An April poll showed that less than one-fifth of parents of children younger than five were eager to access the shot right away. Early adopters in this age group appeared to be outliers.
Dayton Children's Hospital in Ohio was one of the first sites to vaccinate the youngest children, with the three-dose Pfizer-BioNTech vaccine meant for the age group. The Centres for Disease Control and Prevention has also endorsed a second option for young children, a two-dose regimen from Moderna.

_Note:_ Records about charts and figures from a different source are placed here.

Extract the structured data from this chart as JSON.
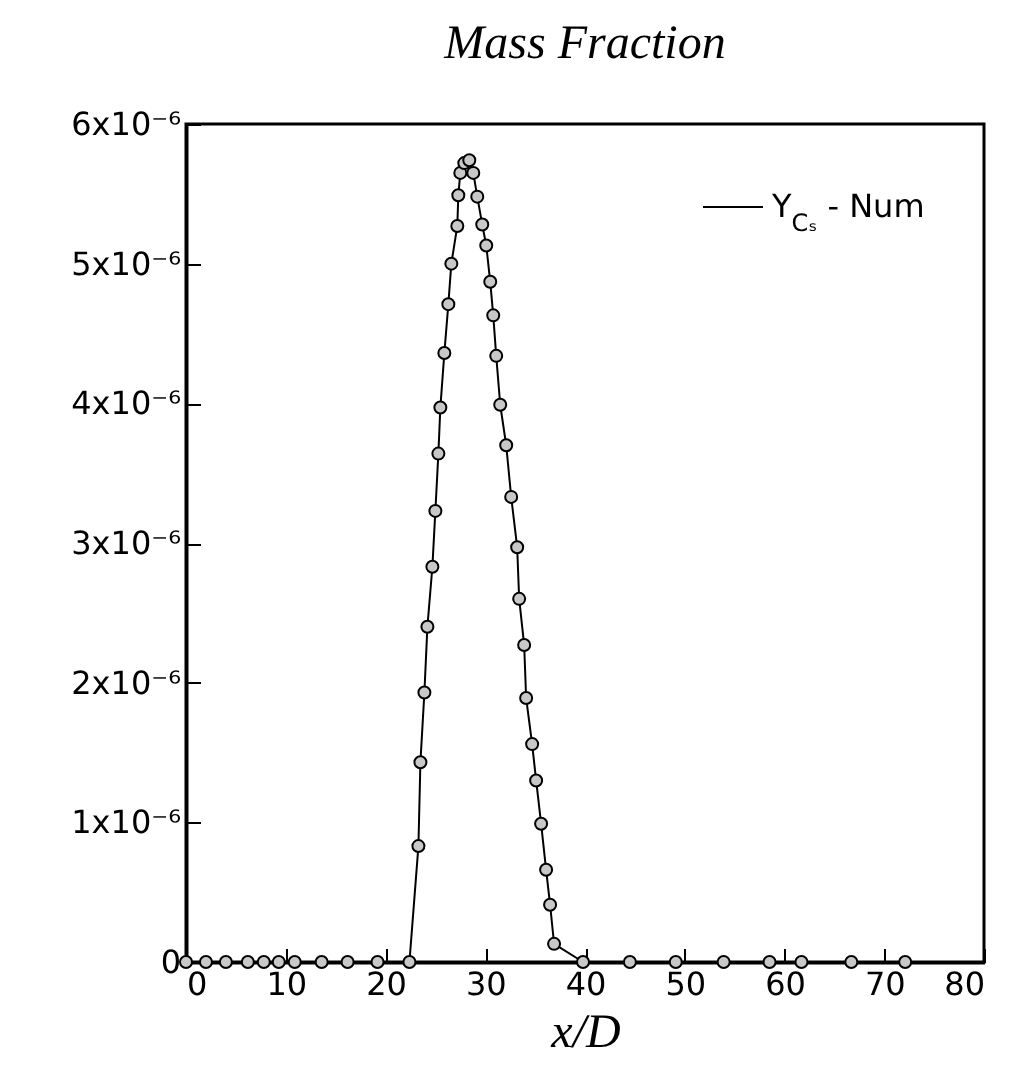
{
  "chart_data": {
    "type": "line",
    "title": "Mass Fraction",
    "xlabel": "x/D",
    "xlim": [
      0,
      80
    ],
    "xticks": [
      0,
      10,
      20,
      30,
      40,
      50,
      60,
      70,
      80
    ],
    "ylim": [
      0,
      6e-06
    ],
    "yticks": [
      0,
      {
        "value": 1e-06,
        "label": "1x10⁻⁶"
      },
      {
        "value": 2e-06,
        "label": "2x10⁻⁶"
      },
      {
        "value": 3e-06,
        "label": "3x10⁻⁶"
      },
      {
        "value": 4e-06,
        "label": "4x10⁻⁶"
      },
      {
        "value": 5e-06,
        "label": "5x10⁻⁶"
      },
      {
        "value": 6e-06,
        "label": "6x10⁻⁶"
      }
    ],
    "grid": false,
    "legend": "top right",
    "marker": "circle",
    "line_style": "solid",
    "series": [
      {
        "name": "Y$_{Cₛ}$ - Num",
        "color": "#000000",
        "x": [
          0,
          2,
          4,
          6.2,
          7.8,
          9.3,
          10.9,
          13.6,
          16.2,
          19.2,
          22.4,
          23.3,
          23.5,
          23.9,
          24.2,
          24.7,
          25.0,
          25.3,
          25.5,
          25.9,
          26.3,
          26.6,
          27.2,
          27.3,
          27.5,
          27.9,
          28.4,
          28.8,
          29.2,
          29.7,
          30.1,
          30.5,
          30.8,
          31.1,
          31.5,
          32.1,
          32.6,
          33.2,
          33.4,
          33.9,
          34.1,
          34.7,
          35.1,
          35.6,
          36.1,
          36.5,
          36.9,
          39.8,
          44.5,
          49.1,
          53.9,
          58.5,
          61.7,
          66.7,
          72.1
        ],
        "values": [
          0,
          0,
          0,
          0,
          0,
          0,
          0,
          0,
          0,
          0,
          0,
          8.3e-07,
          1.43e-06,
          1.93e-06,
          2.4e-06,
          2.83e-06,
          3.23e-06,
          3.64e-06,
          3.97e-06,
          4.36e-06,
          4.71e-06,
          5e-06,
          5.27e-06,
          5.49e-06,
          5.65e-06,
          5.72e-06,
          5.74e-06,
          5.65e-06,
          5.48e-06,
          5.28e-06,
          5.13e-06,
          4.87e-06,
          4.63e-06,
          4.34e-06,
          3.99e-06,
          3.7e-06,
          3.33e-06,
          2.97e-06,
          2.6e-06,
          2.27e-06,
          1.89e-06,
          1.56e-06,
          1.3e-06,
          9.9e-07,
          6.6e-07,
          4.1e-07,
          1.3e-07,
          0,
          0,
          0,
          0,
          0,
          0,
          0,
          0
        ]
      }
    ]
  }
}
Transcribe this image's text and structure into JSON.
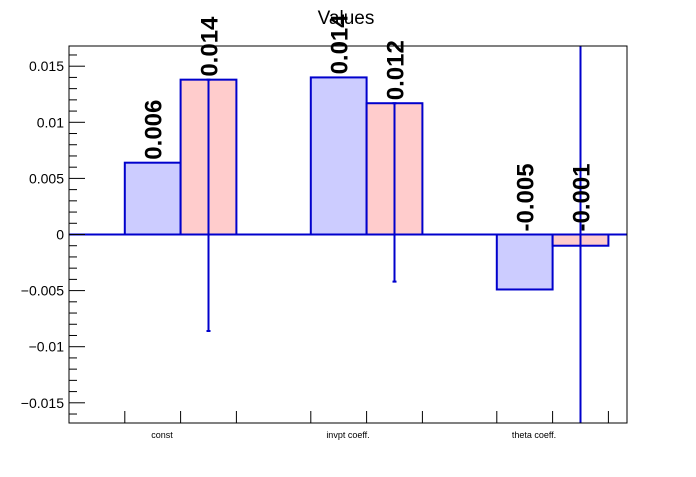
{
  "chart_data": {
    "type": "bar",
    "title": "Values",
    "xlabel": "",
    "ylabel": "",
    "categories": [
      "const",
      "invpt coeff.",
      "theta coeff."
    ],
    "ylim": [
      -0.0168,
      0.0168
    ],
    "yticks": [
      -0.015,
      -0.01,
      -0.005,
      0,
      0.005,
      0.01,
      0.015
    ],
    "ytick_labels": [
      "−0.015",
      "−0.01",
      "−0.005",
      "0",
      "0.005",
      "0.01",
      "0.015"
    ],
    "grid": false,
    "series": [
      {
        "values": [
          0.0064,
          0.014,
          -0.0049
        ],
        "labels": [
          "0.006",
          "0.014",
          "-0.005"
        ],
        "err_low": [
          0,
          0,
          0
        ],
        "err_high": [
          0,
          0,
          0
        ],
        "fill": "#ccccff",
        "stroke": "#0000cc"
      },
      {
        "values": [
          0.0138,
          0.0117,
          -0.001
        ],
        "labels": [
          "0.014",
          "0.012",
          "-0.001"
        ],
        "err_low": [
          -0.0086,
          -0.0042,
          -0.0168
        ],
        "err_high": [
          0.0138,
          0.0117,
          0.0168
        ],
        "fill": "#ffcccc",
        "stroke": "#0000cc"
      }
    ],
    "colors": {
      "zero_line": "#0000cc",
      "error_bar": "#0000cc",
      "axis": "#000000"
    }
  }
}
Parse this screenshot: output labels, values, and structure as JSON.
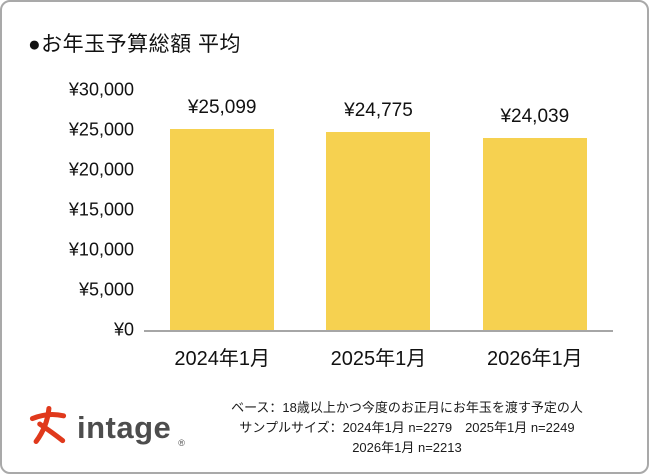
{
  "header": {
    "title": "●お年玉予算総額 平均"
  },
  "chart_data": {
    "type": "bar",
    "title": "お年玉予算総額 平均",
    "categories": [
      "2024年1月",
      "2025年1月",
      "2026年1月"
    ],
    "values": [
      25099,
      24775,
      24039
    ],
    "value_labels": [
      "¥25,099",
      "¥24,775",
      "¥24,039"
    ],
    "ylim": [
      0,
      30000
    ],
    "ytick_values": [
      0,
      5000,
      10000,
      15000,
      20000,
      25000,
      30000
    ],
    "ytick_labels": [
      "¥0",
      "¥5,000",
      "¥10,000",
      "¥15,000",
      "¥20,000",
      "¥25,000",
      "¥30,000"
    ],
    "bar_color": "#F6D150",
    "axis_color": "#a6a6a6",
    "grid": false,
    "legend": false
  },
  "footer": {
    "logo_text": "intage",
    "logo_reg": "®",
    "logo_color": "#e0391c",
    "note_line1": "ベース：18歳以上かつ今度のお正月にお年玉を渡す予定の人",
    "note_line2": "サンプルサイズ：2024年1月 n=2279　2025年1月 n=2249",
    "note_line3": "2026年1月 n=2213"
  }
}
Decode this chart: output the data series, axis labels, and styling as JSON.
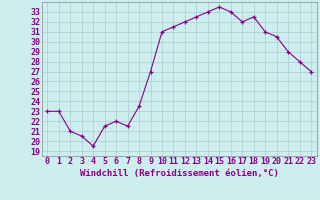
{
  "x": [
    0,
    1,
    2,
    3,
    4,
    5,
    6,
    7,
    8,
    9,
    10,
    11,
    12,
    13,
    14,
    15,
    16,
    17,
    18,
    19,
    20,
    21,
    22,
    23
  ],
  "y": [
    23,
    23,
    21,
    20.5,
    19.5,
    21.5,
    22,
    21.5,
    23.5,
    27,
    31,
    31.5,
    32,
    32.5,
    33,
    33.5,
    33,
    32,
    32.5,
    31,
    30.5,
    29,
    28,
    27
  ],
  "line_color": "#880088",
  "marker": "+",
  "bg_color": "#cceeee",
  "grid_color": "#aacccc",
  "xlabel": "Windchill (Refroidissement éolien,°C)",
  "xlabel_fontsize": 6.5,
  "tick_fontsize": 6.0,
  "ylabel_ticks": [
    19,
    20,
    21,
    22,
    23,
    24,
    25,
    26,
    27,
    28,
    29,
    30,
    31,
    32,
    33
  ],
  "xticks": [
    0,
    1,
    2,
    3,
    4,
    5,
    6,
    7,
    8,
    9,
    10,
    11,
    12,
    13,
    14,
    15,
    16,
    17,
    18,
    19,
    20,
    21,
    22,
    23
  ],
  "ylim": [
    18.5,
    34.0
  ],
  "xlim": [
    -0.5,
    23.5
  ]
}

Mr Brian Wentzel, 38, brought his two-year-old son Bodhi at 9.15am. Bodhi clutched a stuffed dog and bravely took the shot in his leg. His mother is a physician at the hospital.

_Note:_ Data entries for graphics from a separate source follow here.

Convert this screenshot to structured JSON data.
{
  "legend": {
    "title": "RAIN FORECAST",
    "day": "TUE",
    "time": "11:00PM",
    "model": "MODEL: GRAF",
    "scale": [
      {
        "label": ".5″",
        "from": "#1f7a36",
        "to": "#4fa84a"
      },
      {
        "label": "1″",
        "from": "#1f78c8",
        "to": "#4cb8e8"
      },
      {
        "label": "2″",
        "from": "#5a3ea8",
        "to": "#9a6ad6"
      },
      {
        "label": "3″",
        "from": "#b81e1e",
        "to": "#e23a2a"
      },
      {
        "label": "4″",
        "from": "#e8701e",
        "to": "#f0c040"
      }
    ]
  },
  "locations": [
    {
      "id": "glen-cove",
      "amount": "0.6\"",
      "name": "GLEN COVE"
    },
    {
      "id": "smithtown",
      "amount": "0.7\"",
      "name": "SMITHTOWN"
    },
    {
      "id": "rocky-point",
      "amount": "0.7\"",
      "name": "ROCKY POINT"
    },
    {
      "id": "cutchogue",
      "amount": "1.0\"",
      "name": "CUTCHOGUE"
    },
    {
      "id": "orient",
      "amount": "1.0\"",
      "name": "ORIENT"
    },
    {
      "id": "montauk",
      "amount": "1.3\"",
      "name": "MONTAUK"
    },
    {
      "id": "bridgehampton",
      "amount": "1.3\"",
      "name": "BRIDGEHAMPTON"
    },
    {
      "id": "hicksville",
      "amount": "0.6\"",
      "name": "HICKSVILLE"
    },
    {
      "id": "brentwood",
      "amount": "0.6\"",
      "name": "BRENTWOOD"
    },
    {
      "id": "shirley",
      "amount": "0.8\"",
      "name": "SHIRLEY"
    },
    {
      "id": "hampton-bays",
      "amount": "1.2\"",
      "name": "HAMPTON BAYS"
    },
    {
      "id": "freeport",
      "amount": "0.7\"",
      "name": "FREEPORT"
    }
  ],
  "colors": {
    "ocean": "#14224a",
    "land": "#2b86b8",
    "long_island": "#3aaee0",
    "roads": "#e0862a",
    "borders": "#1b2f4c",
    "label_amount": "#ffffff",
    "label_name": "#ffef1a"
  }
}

"It was important to get him vaccinated," Mr Wentzel said. "It is extremely effective at preventing severe illness."
At a White House news conference on Tuesday afternoon, President Joe Biden called the expanded vaccines "a monumental step forward".

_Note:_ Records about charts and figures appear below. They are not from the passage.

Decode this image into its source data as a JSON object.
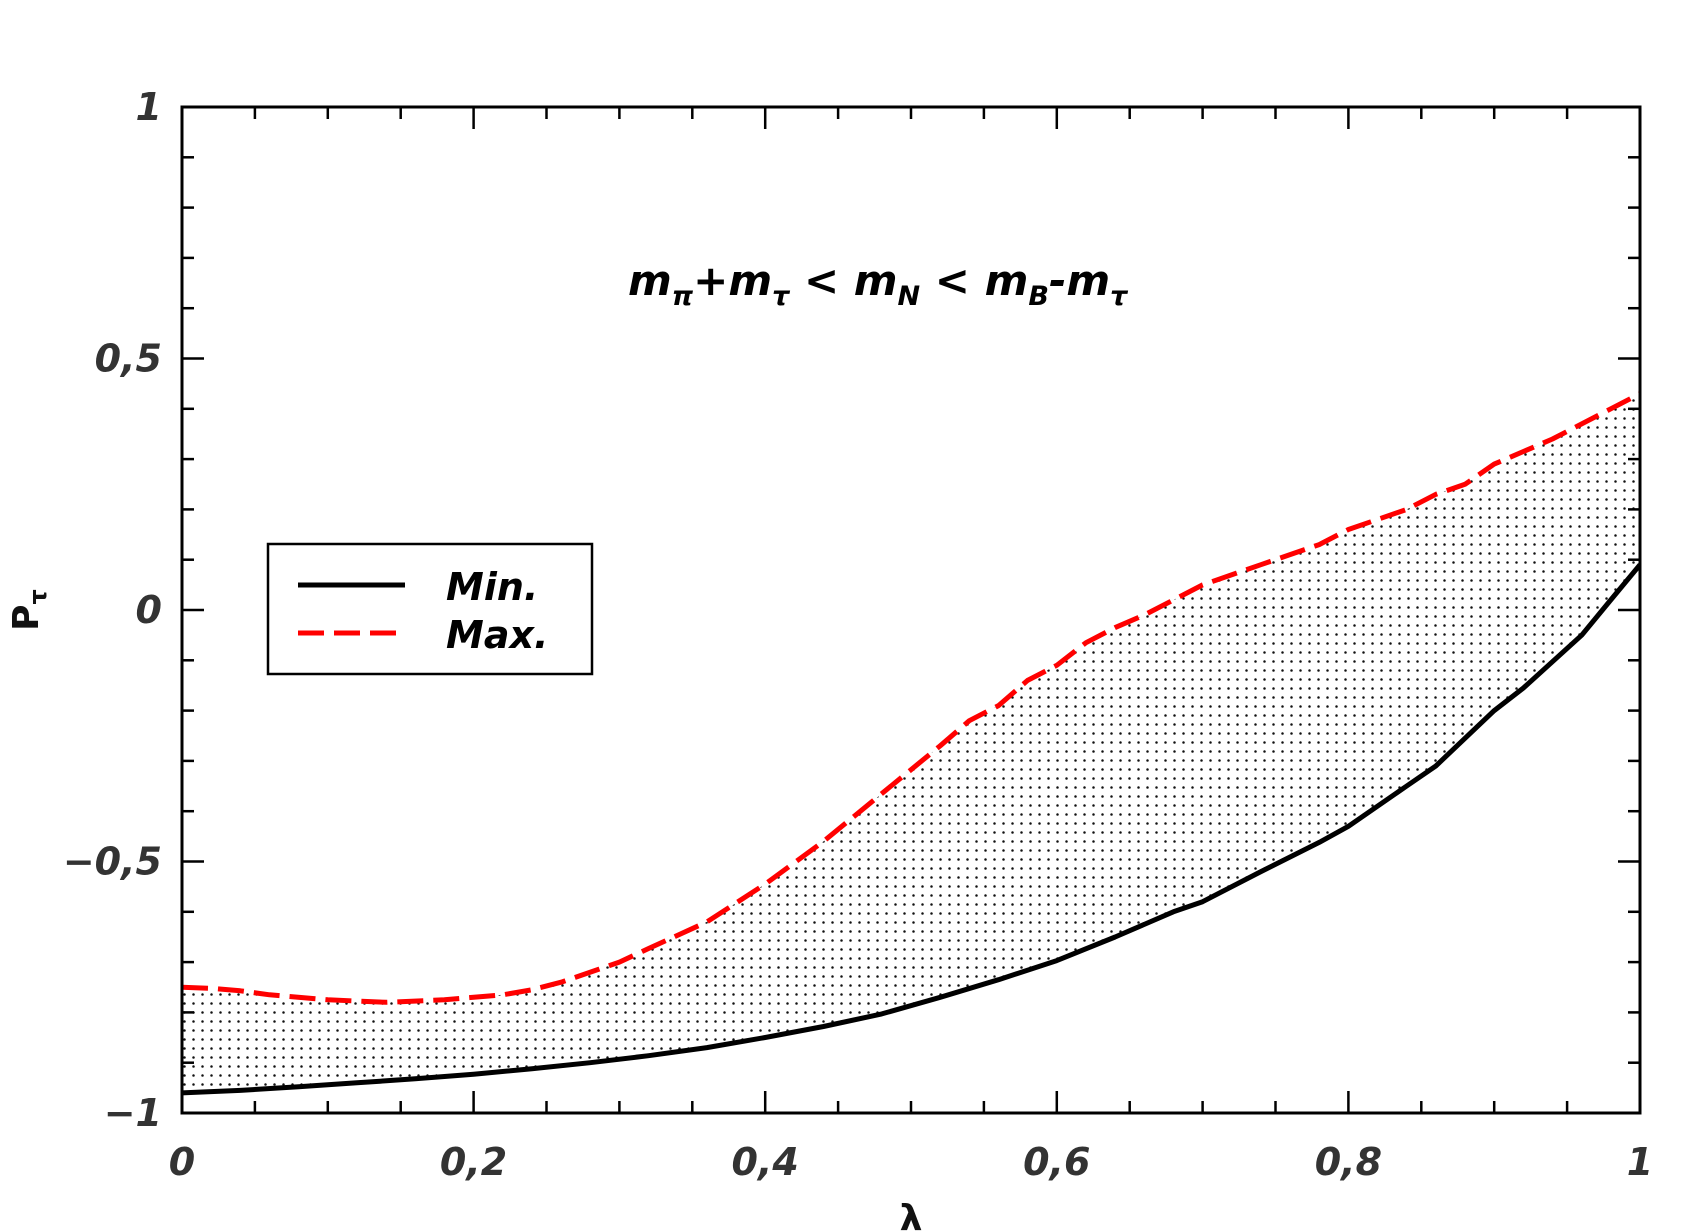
{
  "chart_data": {
    "type": "area",
    "xlabel": "λ",
    "ylabel": "P",
    "ylabel_sub": "τ",
    "xlim": [
      0,
      1
    ],
    "ylim": [
      -1,
      1
    ],
    "x_ticks": [
      {
        "value": 0,
        "label": "0"
      },
      {
        "value": 0.2,
        "label": "0,2"
      },
      {
        "value": 0.4,
        "label": "0,4"
      },
      {
        "value": 0.6,
        "label": "0,6"
      },
      {
        "value": 0.8,
        "label": "0,8"
      },
      {
        "value": 1,
        "label": "1"
      }
    ],
    "y_ticks": [
      {
        "value": -1,
        "label": "−1"
      },
      {
        "value": -0.5,
        "label": "−0,5"
      },
      {
        "value": 0,
        "label": "0"
      },
      {
        "value": 0.5,
        "label": "0,5"
      },
      {
        "value": 1,
        "label": "1"
      }
    ],
    "grid": false,
    "legend_position": "center-left",
    "annotation": {
      "parts": [
        {
          "t": "m",
          "k": "n"
        },
        {
          "t": "π",
          "k": "sub"
        },
        {
          "t": "+m",
          "k": "n"
        },
        {
          "t": "τ",
          "k": "sub"
        },
        {
          "t": " < m",
          "k": "n"
        },
        {
          "t": "N",
          "k": "sub"
        },
        {
          "t": " < m",
          "k": "n"
        },
        {
          "t": "B",
          "k": "sub"
        },
        {
          "t": "-m",
          "k": "n"
        },
        {
          "t": "τ",
          "k": "sub"
        }
      ]
    },
    "fill": {
      "between": [
        "Min.",
        "Max."
      ],
      "pattern": "dots"
    },
    "series": [
      {
        "name": "Min.",
        "color": "#000000",
        "style": "solid",
        "x": [
          0,
          0.04,
          0.08,
          0.12,
          0.16,
          0.2,
          0.24,
          0.28,
          0.32,
          0.36,
          0.4,
          0.44,
          0.48,
          0.52,
          0.56,
          0.6,
          0.64,
          0.68,
          0.7,
          0.74,
          0.78,
          0.8,
          0.84,
          0.86,
          0.9,
          0.92,
          0.96,
          0.98,
          1.0
        ],
        "y": [
          -0.96,
          -0.955,
          -0.948,
          -0.94,
          -0.932,
          -0.923,
          -0.912,
          -0.9,
          -0.886,
          -0.87,
          -0.85,
          -0.828,
          -0.803,
          -0.77,
          -0.735,
          -0.697,
          -0.65,
          -0.6,
          -0.58,
          -0.52,
          -0.462,
          -0.43,
          -0.35,
          -0.31,
          -0.2,
          -0.155,
          -0.05,
          0.02,
          0.09
        ]
      },
      {
        "name": "Max.",
        "color": "#ff0000",
        "style": "dashed",
        "x": [
          0,
          0.02,
          0.04,
          0.06,
          0.1,
          0.14,
          0.18,
          0.22,
          0.24,
          0.26,
          0.3,
          0.32,
          0.36,
          0.4,
          0.44,
          0.48,
          0.52,
          0.54,
          0.56,
          0.58,
          0.6,
          0.62,
          0.64,
          0.66,
          0.7,
          0.74,
          0.78,
          0.8,
          0.84,
          0.86,
          0.88,
          0.9,
          0.94,
          0.98,
          1.0
        ],
        "y": [
          -0.75,
          -0.752,
          -0.757,
          -0.765,
          -0.775,
          -0.78,
          -0.775,
          -0.765,
          -0.755,
          -0.74,
          -0.7,
          -0.673,
          -0.62,
          -0.545,
          -0.46,
          -0.365,
          -0.27,
          -0.22,
          -0.19,
          -0.14,
          -0.11,
          -0.065,
          -0.035,
          -0.01,
          0.05,
          0.09,
          0.13,
          0.16,
          0.2,
          0.23,
          0.25,
          0.29,
          0.34,
          0.4,
          0.43
        ]
      }
    ]
  }
}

"The United States," he continued, "is now the first country in the world to offer safe and effective Covid-19 vaccines for children as young as six months old."
The President also addressed, albeit obliquely, a controversy in Florida, where the state declined to pre-order vaccine doses for young children. Governor Ron DeSantis, a Republican with presidential ambitions, said last week: "We are affirmatively against the Covid vaccine for young kids."
On Tuesday, Mr Biden said "elected officials shouldn't get in the way and make it more difficult for parents".
Florida has since allowed healthcare providers to order the shots, but in many places, including Florida and New York, the vaccines did not yet appear to be widely available. Some paediatrician clinics reported that they had not yet received the shots or that they planned to deliver the vaccines mostly at regularly scheduled well visits.
Yet, clamouring from families is limited. The reasons for parental vaccine hesitation are varied. Two years into the pandemic, many families have become resigned to living with the virus, and a majority of American children have already been infected, mostly experiencing mild symptoms.
While the vaccines remain highly effective at protecting against severe illness and death, they have become less effective at preventing infection as the virus has mutated, leading to disappointment and some cynicism from the public towards the injections.
Some parents have encountered widespread misinformation about risks, while others are concerned about rare side effects or simply do not want their children to be among the first to get a newly accessible vaccine.
That is the case even though parents and young children have endured some of the longest-running public health and educational restrictions, because of their lack of access to a vaccine. Parents are exhausted after years of disrupted routines and report that their young children have never experienced school or socialising under normal conditions.
Dr Joseph G. Allen, a Harvard University expert on indoor environmental quality who has studied the coronavirus and schools, said he believed it was time for most restrictions on young children to be lifted.
Even if uptake of the newest paediatric vaccine is limited, he said, young children are "lowest-risk and have had the highest burdens as adults go around doing whatever they want to do".